Les univers multiples au fil du temps

 
VIe siècle av. J.-C.   Première cosmologie non mythologique: des mondes apparaissent quand d'autres disparaissent (Anaximandre, penseur grec).  
Ve-IVe siècle av J.-C.   Les atomes et les mondes sont en nombre illimité (Démocrite, philosophe grec).  
1440   Pluralité des mondes dont les habitants se distingueraient par leur caractère propre (Nicolas de Cues, philosophe et théologien allemand).  
1552   Il existe plusieurs mondes et selon le cycle du temps, il tombe des vérités dans les mondes disposés suivant une structure triangulaire autour des Idées platoniciennes (François Rabelais, humaniste français).  
1584   Des mondes infinis distincts les uns des autres (Giordano Bruno, philosophe italien).  

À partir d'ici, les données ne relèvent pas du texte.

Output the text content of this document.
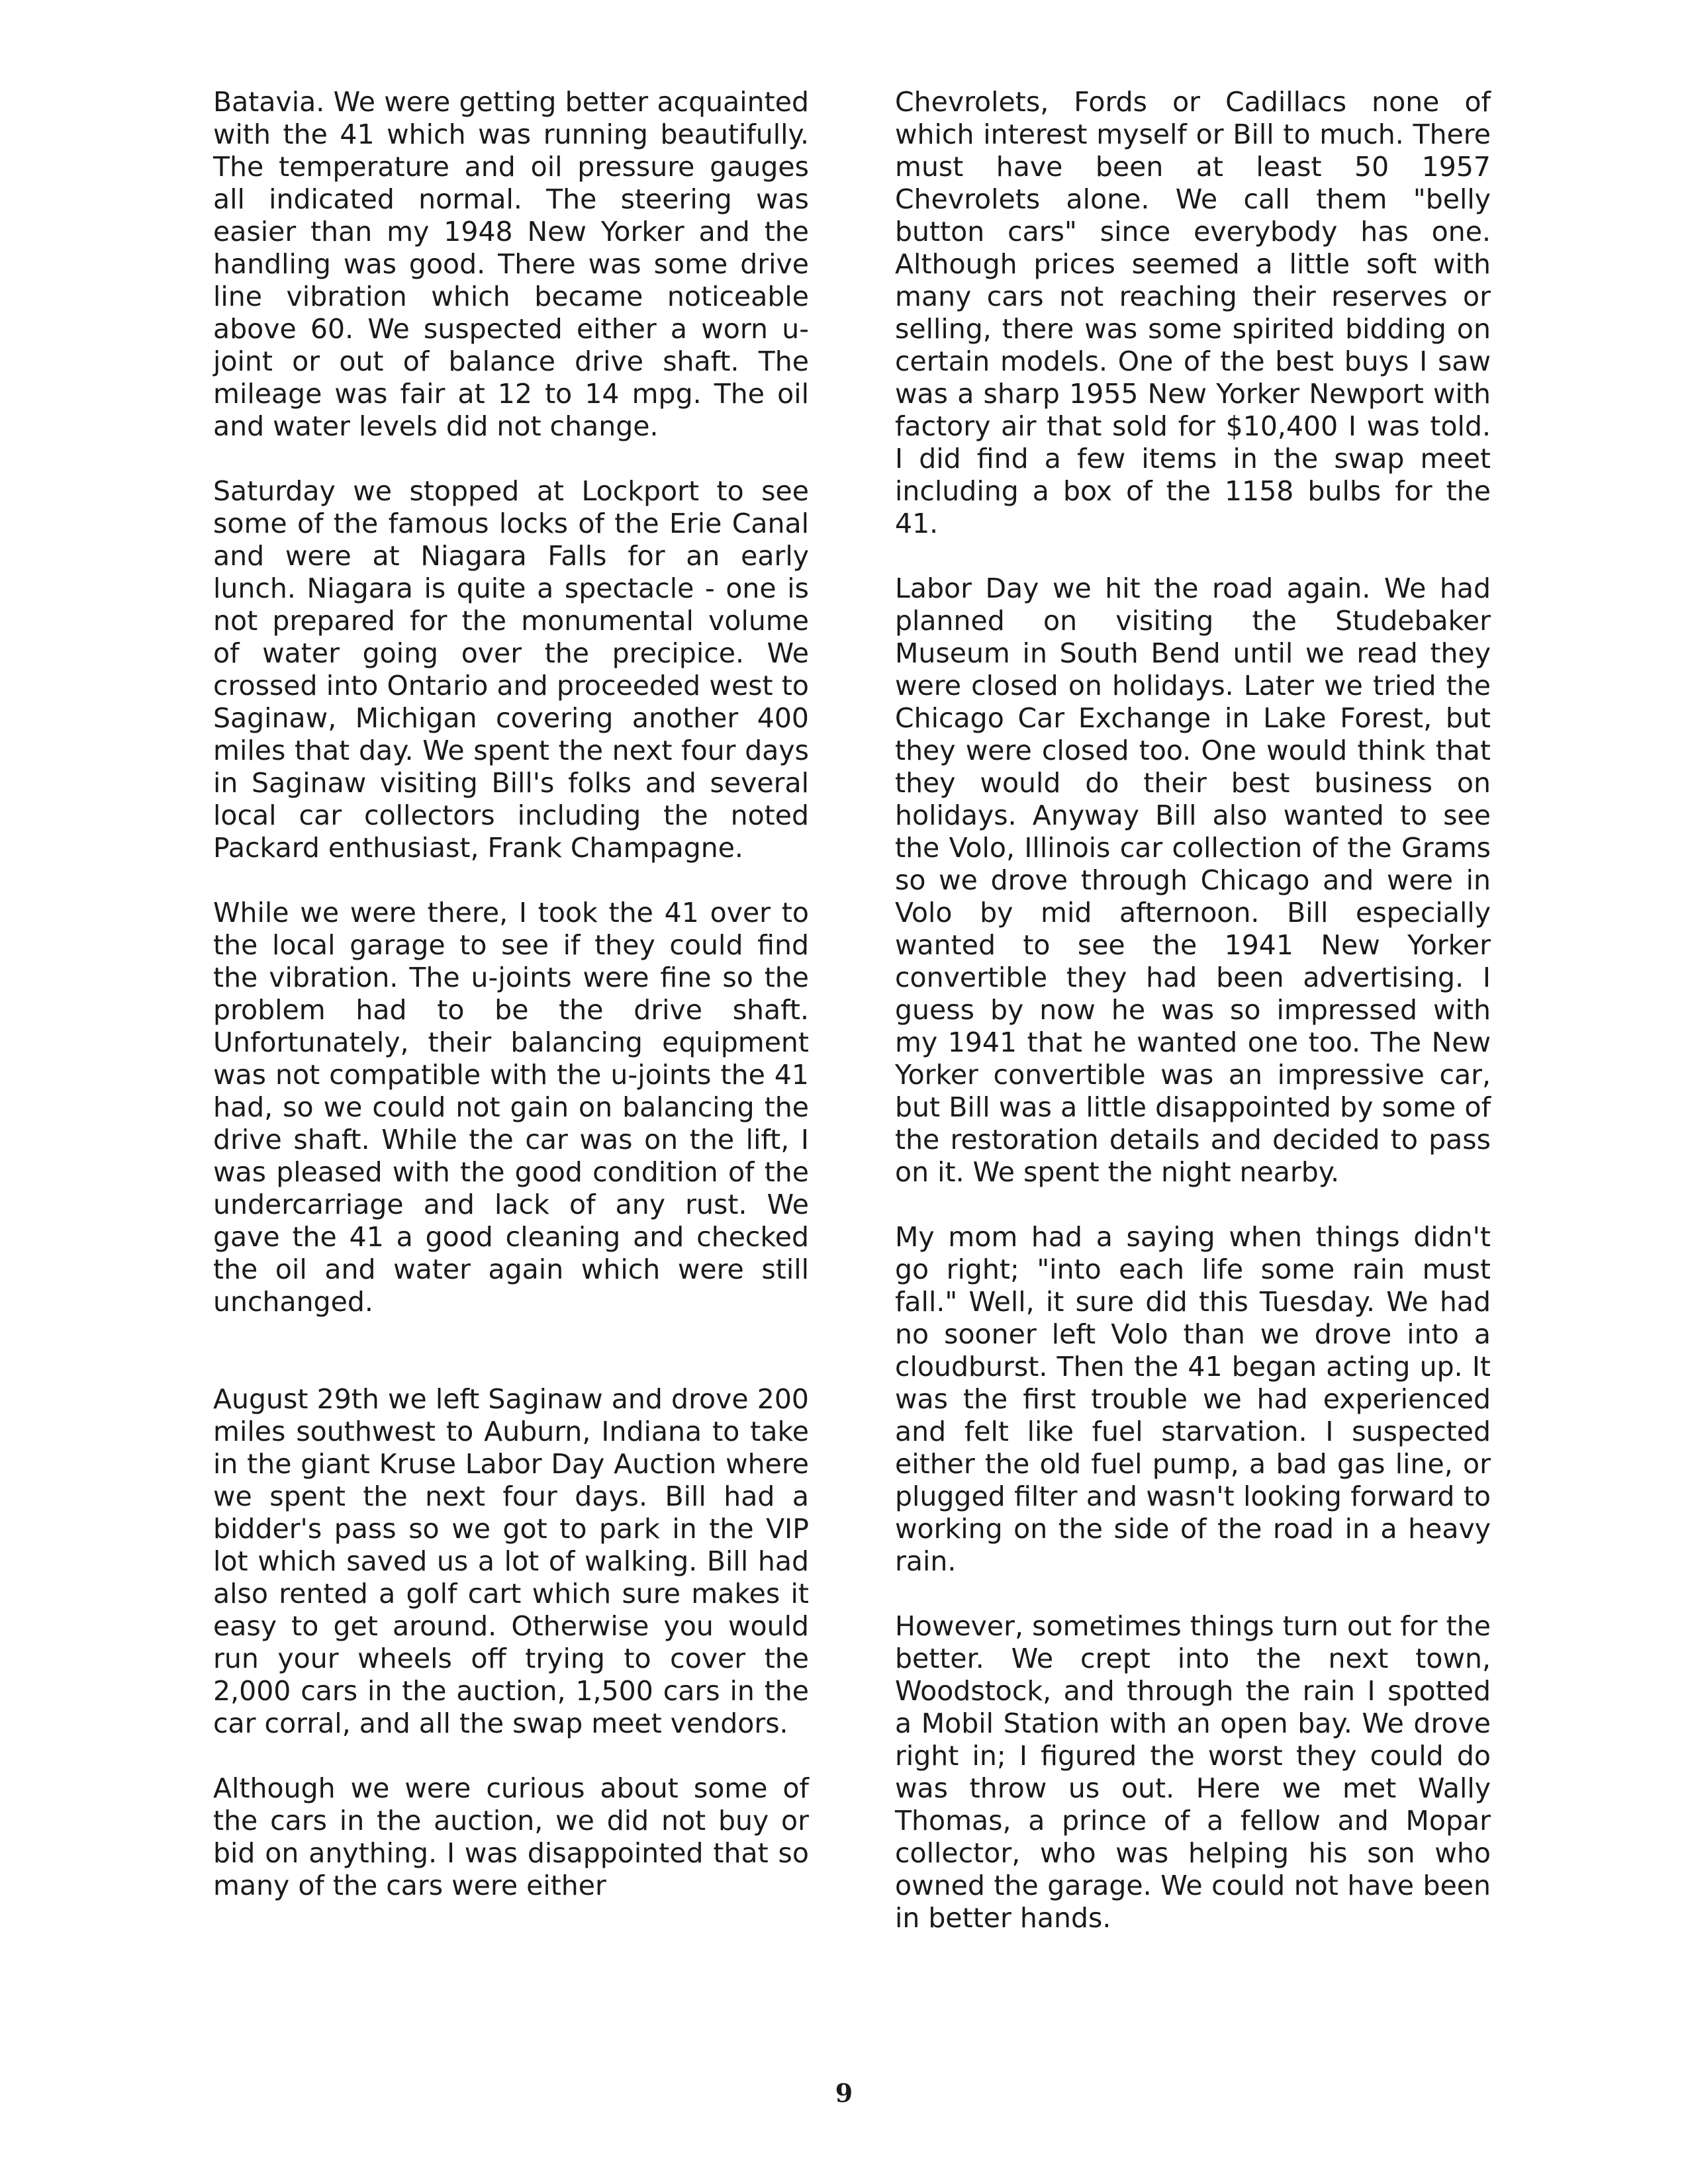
Batavia. We were getting better acquainted with the 41 which was running beautifully. The temperature and oil pressure gauges all indicated normal. The steering was easier than my 1948 New Yorker and the handling was good. There was some drive line vibration which became noticeable above 60. We suspected either a worn u-joint or out of balance drive shaft. The mileage was fair at 12 to 14 mpg. The oil and water levels did not change.

Saturday we stopped at Lockport to see some of the famous locks of the Erie Canal and were at Niagara Falls for an early lunch. Niagara is quite a spectacle - one is not prepared for the monumental volume of water going over the precipice. We crossed into Ontario and proceeded west to Saginaw, Michigan covering another 400 miles that day. We spent the next four days in Saginaw visiting Bill's folks and several local car collectors including the noted Packard enthusiast, Frank Champagne.

While we were there, I took the 41 over to the local garage to see if they could find the vibration. The u-joints were fine so the problem had to be the drive shaft. Unfortunately, their balancing equipment was not compatible with the u-joints the 41 had, so we could not gain on balancing the drive shaft. While the car was on the lift, I was pleased with the good condition of the undercarriage and lack of any rust. We gave the 41 a good cleaning and checked the oil and water again which were still unchanged.

August 29th we left Saginaw and drove 200 miles southwest to Auburn, Indiana to take in the giant Kruse Labor Day Auction where we spent the next four days. Bill had a bidder's pass so we got to park in the VIP lot which saved us a lot of walking. Bill had also rented a golf cart which sure makes it easy to get around. Otherwise you would run your wheels off trying to cover the 2,000 cars in the auction, 1,500 cars in the car corral, and all the swap meet vendors.

Although we were curious about some of the cars in the auction, we did not buy or bid on anything. I was disappointed that so many of the cars were either

Chevrolets, Fords or Cadillacs none of which interest myself or Bill to much. There must have been at least 50 1957 Chevrolets alone. We call them "belly button cars" since everybody has one. Although prices seemed a little soft with many cars not reaching their reserves or selling, there was some spirited bidding on certain models. One of the best buys I saw was a sharp 1955 New Yorker Newport with factory air that sold for $10,400 I was told. I did find a few items in the swap meet including a box of the 1158 bulbs for the 41.

Labor Day we hit the road again. We had planned on visiting the Studebaker Museum in South Bend until we read they were closed on holidays. Later we tried the Chicago Car Exchange in Lake Forest, but they were closed too. One would think that they would do their best business on holidays. Anyway Bill also wanted to see the Volo, Illinois car collection of the Grams so we drove through Chicago and were in Volo by mid afternoon. Bill especially wanted to see the 1941 New Yorker convertible they had been advertising. I guess by now he was so impressed with my 1941 that he wanted one too. The New Yorker convertible was an impressive car, but Bill was a little disappointed by some of the restoration details and decided to pass on it. We spent the night nearby.

My mom had a saying when things didn't go right; "into each life some rain must fall." Well, it sure did this Tuesday. We had no sooner left Volo than we drove into a cloudburst. Then the 41 began acting up. It was the first trouble we had experienced and felt like fuel starvation. I suspected either the old fuel pump, a bad gas line, or plugged filter and wasn't looking forward to working on the side of the road in a heavy rain.

However, sometimes things turn out for the better. We crept into the next town, Woodstock, and through the rain I spotted a Mobil Station with an open bay. We drove right in; I figured the worst they could do was throw us out. Here we met Wally Thomas, a prince of a fellow and Mopar collector, who was helping his son who owned the garage. We could not have been in better hands.

9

1686   Conversations galantes à propos de la pluralité des mondes (Bernard le Bouyer de Fontenelle, philosophe français).  
1710   Multitude des mondes possibles parmi lesquels notre Univers est le meilleur (Gottfried Wilhelm Leibniz, philosophe et mathématicien allemand).  
1957   Les mondes parallèles entrent dans le champ de la physique par l'intermédiaire de la mécanique quantique (Hugh Everett, physicien américain).  
1977   Mondes multiples réels et coexistants, créés par l'usage de symboles (Nelson Goodman, philosophe américain).  
1982   Introduction de multivers dans le domaine de la cosmologie avec le scénario d'une inflation éternelle (Andrei Linde, physicien américain d'origine russe).  
1986   Tout ce qui pourrait se produire dans notre monde se produit réellement dans un autre monde (David Lewis, philosophe américain).